Zost warns that offices can’t just dive into telling every single patient about the features of new technology. The help-rather-than-sell approach requires that you start with the patient’s need.
Social-Savvy Loyalists Get Tapped as Practice Advocates
The most effective marketer for a practice? Active patients. Surprising, right? But think about it:
When you need to make a purchase for yourself, where do often turn to for info? Usually someone we know. Maybe you send a quick text to a neighbor or run an impromptu poll on Facebook.
Research says you’re not alone: 92 percent of us trust word-of-mouth recommendations, but only 32 percent of us trust digital ads.

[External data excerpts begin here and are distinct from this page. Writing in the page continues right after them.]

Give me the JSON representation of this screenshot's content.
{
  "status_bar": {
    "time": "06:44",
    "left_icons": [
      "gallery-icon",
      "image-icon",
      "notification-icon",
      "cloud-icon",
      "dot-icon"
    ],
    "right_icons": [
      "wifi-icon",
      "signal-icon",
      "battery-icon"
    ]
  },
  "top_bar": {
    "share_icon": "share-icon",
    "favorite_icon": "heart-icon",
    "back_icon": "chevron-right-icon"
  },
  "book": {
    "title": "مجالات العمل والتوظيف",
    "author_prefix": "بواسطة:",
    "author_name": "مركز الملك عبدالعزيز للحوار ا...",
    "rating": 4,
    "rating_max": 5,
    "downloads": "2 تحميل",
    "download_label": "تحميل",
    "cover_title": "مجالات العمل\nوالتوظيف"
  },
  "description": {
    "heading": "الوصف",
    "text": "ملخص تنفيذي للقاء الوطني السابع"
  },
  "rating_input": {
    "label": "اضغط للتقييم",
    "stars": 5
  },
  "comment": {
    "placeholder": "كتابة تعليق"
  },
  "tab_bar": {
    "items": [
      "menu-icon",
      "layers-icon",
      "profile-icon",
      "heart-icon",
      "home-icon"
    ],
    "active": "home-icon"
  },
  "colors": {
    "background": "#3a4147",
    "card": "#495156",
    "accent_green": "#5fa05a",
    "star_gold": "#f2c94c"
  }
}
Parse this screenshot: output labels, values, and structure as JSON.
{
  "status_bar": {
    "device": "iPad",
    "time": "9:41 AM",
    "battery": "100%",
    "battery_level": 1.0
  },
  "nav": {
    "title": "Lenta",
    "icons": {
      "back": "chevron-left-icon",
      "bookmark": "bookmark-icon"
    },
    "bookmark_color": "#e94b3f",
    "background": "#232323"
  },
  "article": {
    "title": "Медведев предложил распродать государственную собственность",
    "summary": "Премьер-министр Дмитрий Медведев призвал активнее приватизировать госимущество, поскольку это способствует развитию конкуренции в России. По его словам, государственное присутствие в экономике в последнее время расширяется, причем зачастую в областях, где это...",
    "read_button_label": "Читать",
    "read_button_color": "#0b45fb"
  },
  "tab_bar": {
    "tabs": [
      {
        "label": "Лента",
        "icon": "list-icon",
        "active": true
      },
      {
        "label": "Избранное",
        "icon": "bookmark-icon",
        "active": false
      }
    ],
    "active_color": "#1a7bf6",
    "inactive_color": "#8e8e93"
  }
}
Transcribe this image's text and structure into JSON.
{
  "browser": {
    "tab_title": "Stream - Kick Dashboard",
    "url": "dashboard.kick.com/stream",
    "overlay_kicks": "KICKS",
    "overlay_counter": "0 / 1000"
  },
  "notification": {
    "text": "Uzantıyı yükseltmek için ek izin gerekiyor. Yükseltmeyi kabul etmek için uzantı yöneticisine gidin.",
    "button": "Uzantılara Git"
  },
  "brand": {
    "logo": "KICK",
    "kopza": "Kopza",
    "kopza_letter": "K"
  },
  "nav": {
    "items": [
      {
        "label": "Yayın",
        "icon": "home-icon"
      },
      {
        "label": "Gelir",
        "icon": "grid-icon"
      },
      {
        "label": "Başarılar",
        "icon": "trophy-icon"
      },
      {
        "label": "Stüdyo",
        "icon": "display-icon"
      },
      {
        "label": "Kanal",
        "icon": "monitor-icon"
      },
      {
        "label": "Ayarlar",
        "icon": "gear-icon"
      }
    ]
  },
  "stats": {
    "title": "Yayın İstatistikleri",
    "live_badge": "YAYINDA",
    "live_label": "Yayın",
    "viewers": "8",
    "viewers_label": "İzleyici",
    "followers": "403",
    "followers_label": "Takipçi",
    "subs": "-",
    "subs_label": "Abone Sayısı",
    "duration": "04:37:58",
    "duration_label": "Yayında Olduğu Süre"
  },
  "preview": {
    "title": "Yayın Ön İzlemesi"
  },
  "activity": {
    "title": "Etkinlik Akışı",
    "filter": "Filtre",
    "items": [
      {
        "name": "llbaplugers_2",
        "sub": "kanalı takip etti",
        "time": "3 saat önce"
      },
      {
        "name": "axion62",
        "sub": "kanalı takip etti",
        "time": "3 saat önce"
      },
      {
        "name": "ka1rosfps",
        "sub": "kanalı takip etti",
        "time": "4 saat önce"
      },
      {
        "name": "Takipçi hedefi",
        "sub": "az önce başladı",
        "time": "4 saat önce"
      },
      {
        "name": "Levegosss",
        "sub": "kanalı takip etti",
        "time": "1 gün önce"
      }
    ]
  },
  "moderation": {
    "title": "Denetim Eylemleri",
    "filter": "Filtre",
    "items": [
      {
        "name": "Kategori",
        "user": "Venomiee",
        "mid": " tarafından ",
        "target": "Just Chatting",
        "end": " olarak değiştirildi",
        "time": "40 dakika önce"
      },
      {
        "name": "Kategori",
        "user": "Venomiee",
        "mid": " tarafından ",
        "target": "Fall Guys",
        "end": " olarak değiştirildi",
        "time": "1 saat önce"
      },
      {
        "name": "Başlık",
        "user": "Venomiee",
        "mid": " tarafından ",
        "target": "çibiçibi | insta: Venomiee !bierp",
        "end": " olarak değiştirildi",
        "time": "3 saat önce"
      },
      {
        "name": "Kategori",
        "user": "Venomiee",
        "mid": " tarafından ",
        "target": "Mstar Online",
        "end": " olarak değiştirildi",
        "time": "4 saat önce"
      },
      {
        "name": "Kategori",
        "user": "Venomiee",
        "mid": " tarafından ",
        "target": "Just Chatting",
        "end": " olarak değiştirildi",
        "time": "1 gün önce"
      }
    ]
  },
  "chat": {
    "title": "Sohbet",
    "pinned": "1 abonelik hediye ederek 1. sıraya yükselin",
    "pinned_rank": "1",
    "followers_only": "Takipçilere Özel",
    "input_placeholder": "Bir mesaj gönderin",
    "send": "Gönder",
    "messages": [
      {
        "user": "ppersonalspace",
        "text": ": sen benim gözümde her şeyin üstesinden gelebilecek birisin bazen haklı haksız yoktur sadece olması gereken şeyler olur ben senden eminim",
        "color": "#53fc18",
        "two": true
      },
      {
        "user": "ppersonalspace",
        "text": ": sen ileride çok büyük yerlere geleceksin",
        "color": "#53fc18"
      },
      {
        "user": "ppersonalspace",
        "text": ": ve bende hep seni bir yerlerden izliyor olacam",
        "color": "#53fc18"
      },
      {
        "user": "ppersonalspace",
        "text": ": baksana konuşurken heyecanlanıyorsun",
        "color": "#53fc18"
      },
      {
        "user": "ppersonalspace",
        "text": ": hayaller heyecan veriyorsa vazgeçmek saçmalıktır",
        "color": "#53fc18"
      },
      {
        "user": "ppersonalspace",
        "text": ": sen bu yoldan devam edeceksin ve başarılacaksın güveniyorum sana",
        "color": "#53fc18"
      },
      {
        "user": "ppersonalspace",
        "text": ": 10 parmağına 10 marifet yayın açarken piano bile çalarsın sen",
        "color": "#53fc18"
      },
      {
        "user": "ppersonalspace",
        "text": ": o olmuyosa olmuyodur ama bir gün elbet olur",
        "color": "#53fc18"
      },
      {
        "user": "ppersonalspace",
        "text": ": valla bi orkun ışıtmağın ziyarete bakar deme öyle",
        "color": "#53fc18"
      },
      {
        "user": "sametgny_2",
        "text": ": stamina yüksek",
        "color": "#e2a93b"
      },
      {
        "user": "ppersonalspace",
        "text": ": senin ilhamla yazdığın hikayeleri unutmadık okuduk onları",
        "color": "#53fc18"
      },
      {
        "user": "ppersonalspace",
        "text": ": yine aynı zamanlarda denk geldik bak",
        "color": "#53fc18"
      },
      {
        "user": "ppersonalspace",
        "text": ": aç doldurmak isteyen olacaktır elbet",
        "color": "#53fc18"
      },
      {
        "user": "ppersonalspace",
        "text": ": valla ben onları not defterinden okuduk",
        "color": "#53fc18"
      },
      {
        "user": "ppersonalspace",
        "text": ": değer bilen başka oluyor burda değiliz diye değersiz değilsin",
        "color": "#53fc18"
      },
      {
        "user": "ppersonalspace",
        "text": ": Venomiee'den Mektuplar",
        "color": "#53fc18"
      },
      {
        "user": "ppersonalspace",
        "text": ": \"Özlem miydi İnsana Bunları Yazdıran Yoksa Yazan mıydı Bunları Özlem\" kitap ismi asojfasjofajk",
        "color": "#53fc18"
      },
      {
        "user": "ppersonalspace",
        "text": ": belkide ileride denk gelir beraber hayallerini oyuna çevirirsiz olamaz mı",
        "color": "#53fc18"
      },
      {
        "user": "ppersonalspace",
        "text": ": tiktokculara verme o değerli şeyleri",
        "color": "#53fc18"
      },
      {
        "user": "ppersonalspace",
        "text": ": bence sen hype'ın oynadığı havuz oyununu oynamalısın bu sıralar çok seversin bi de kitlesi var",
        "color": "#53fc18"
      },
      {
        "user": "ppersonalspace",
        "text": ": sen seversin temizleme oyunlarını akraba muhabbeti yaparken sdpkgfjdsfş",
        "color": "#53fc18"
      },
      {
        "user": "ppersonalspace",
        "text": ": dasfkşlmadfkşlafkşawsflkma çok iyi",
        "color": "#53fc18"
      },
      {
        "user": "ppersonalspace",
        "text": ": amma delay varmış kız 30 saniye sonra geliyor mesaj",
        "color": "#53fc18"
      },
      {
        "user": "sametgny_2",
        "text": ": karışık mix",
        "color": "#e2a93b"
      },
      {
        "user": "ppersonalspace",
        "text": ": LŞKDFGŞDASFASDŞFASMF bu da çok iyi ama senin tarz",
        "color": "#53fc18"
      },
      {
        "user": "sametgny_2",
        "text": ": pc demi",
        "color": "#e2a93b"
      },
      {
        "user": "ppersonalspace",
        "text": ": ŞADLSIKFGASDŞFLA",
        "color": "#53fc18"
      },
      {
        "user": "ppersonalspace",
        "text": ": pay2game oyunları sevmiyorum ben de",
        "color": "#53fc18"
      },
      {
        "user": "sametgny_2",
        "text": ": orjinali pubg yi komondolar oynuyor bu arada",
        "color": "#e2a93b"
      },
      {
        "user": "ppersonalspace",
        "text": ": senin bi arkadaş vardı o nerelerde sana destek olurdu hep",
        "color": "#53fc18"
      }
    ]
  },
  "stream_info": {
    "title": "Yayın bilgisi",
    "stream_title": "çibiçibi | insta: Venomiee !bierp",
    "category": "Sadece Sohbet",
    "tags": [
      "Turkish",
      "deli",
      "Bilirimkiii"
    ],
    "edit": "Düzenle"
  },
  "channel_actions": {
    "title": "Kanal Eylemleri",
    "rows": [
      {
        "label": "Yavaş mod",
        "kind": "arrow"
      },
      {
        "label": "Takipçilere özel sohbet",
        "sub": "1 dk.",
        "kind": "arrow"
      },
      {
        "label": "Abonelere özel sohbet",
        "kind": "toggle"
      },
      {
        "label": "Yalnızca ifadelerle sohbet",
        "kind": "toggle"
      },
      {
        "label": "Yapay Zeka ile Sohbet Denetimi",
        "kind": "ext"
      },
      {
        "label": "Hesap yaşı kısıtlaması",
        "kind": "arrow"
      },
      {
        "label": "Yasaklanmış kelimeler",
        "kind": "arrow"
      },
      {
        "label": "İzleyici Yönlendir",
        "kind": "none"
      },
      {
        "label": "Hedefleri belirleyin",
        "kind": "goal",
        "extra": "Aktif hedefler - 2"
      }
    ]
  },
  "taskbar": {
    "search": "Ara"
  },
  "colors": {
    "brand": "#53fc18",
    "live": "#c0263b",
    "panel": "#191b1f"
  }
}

Health care’s trending the same way now, and forward-thinking dental offices have taken notice.
Knowing patients of all ages use their phones to snap pictures, selfies, and even video, these practices are leveraging patients’ enthusiasm to request online reviews and testimonies, including video testimonies.
And according to Zost, this type of patient-driven advocacy is uniquely powerful.
“Testimonies are more impactful than you may realize,” says Zost. “New patients want to hear from others first hand about how they overcame fear at your office, got a smile that they always wanted, or just how kind you and your team are.”
Offices will also enlist patients as advocates for another reason: to fend off the effects of a crowded newsfeed and changes to Facebook algorithm.
This means your social media followers may not see as many posts as in the past, making testimonies and selfies posted by practice advocates a critical piece of any practice’s marketing.
Offices Find Opportunity in the Pain of Paperwork
Managing $10,000 worth of paper records probably wasn’t why you joined a dental office. But that burden, coupled with complying with HIPAA, has become a major time commitment. It also affects patients’ impression of your office.
With online forms, though, these downsides to paper-based forms may be less of a problem for offices come next New Year’s Eve.
Forward-thinking practices are realizing that patients, especially the coveted millennial, want a convenient way to fill out registration forms.
“Millennials are not only looking for a website where they can make and change appointments, but they also want to…complete paperwork before an appointment,” writes Gary Radz, DDS, in Dental Economics.
With patients’ demand for more-online experiences in their health care, online forms will likely reach a tipping point as a dental marketing trend in 2019.